I know that even I would care a lot less about new Python releases if
it weren't for Andrew's terrific documents. And while they're not
comprehensive, they're great for quickly getting that "oh, so that's
what that new thing is!" enlightenment.

But with 3.2, some of the new big features seemed to be surprise to
even some core developers: "Viewlets made it? Whoa..". So if Viewlets
are in Zope 3.2 Xing Hua and no one knows about them, does the fancy
branding make a sound?

This is an important discussion and I don't think I'm saying anything
new here, at least not new for me. I just want to say that 'brand' is
very important, and not to be taken lightly. But also there are far
more important things than coming up with fancy names. There's been a
lot of discussion about packaging and releases - very important, I
think. I had to write my own little semi-packaging system because I
was pulling in so many disparate and useful third party tools and had
our own stack and getting it all out of the various subversions and
CVS repositories and into something usable and something I knew would
work with the released version of Zope (or released version we're
using for a particular suite of apps). 'zpkg' was way too hard to
figure out. Eggs... Hell if I understand them anyways.
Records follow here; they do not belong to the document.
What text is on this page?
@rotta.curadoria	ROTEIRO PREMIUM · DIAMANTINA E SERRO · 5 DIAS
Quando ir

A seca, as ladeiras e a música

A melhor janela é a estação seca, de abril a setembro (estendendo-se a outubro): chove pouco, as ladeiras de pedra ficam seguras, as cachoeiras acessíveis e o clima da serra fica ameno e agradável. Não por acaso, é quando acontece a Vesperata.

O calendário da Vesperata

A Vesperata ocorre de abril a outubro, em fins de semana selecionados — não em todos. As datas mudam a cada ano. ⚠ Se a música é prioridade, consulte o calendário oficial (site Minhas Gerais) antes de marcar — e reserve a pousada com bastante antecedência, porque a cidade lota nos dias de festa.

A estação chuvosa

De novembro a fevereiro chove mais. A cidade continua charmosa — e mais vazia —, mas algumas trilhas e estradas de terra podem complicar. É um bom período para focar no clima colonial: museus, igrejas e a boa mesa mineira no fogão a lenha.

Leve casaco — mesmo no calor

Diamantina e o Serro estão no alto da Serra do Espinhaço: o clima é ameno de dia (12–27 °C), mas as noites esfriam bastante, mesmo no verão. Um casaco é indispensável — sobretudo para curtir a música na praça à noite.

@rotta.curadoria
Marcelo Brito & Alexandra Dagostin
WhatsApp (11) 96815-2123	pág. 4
So while it's
great there are so many useful tools and libraries people have made
available, who thinks they could write a page for the mythical Zope 3
web site that says "You've just downloaded Zope 3.2 - Now what are
some other things you can use with it? [list of packages, easily
downloadable and installable]" Again, knowing I have Zope 3 Clemens is
of no concern if I have to spend another hour arguing with subversion
and CVS and then finding out what I checked out worked with the
upcoming Zope Big Muddy but not Clemens.

So I say - let's focus on the points you and others have brought up
about good informational resources, and just make 'Zope 3' a strong
brand by making it a strong brand. Otherwise, it's like those episodes
of The Wire where Stringer Bell, basically in charge of half the drug
trade in Baltimore, was trying to figure out how to keep people coming
to his corners when their product was inferior to the dope the east
side boys were slingin'. In a business class he learned that changing
the name was an option, and soon the corner boys were calling out
different names every other day for the same sorry product. Without a
change in quality, it doesn't help.

> This is the proposal that considers the most serious consideration in my
> opinion. The original discussion showed that a lot of people found Zope's
> lack of branding a problem. Now it's time to find a solution to that
> problem.

Something that I admire about Ruby on Rails, Django, MochiKit, and
TurboGears all is that they're opinionated, proud of it, clear in
their message, and all seem to have a similar degree of respect for
simplicity and communication. I hope that's the message that people
are getting. You're right in what you say earlier - you can visit
these sites and instantly get a grip on what's going on. (On the other
hand, 'eggs' and 'paste' and all of these other things, I still don't

Alright, I've stayed up way too late on this.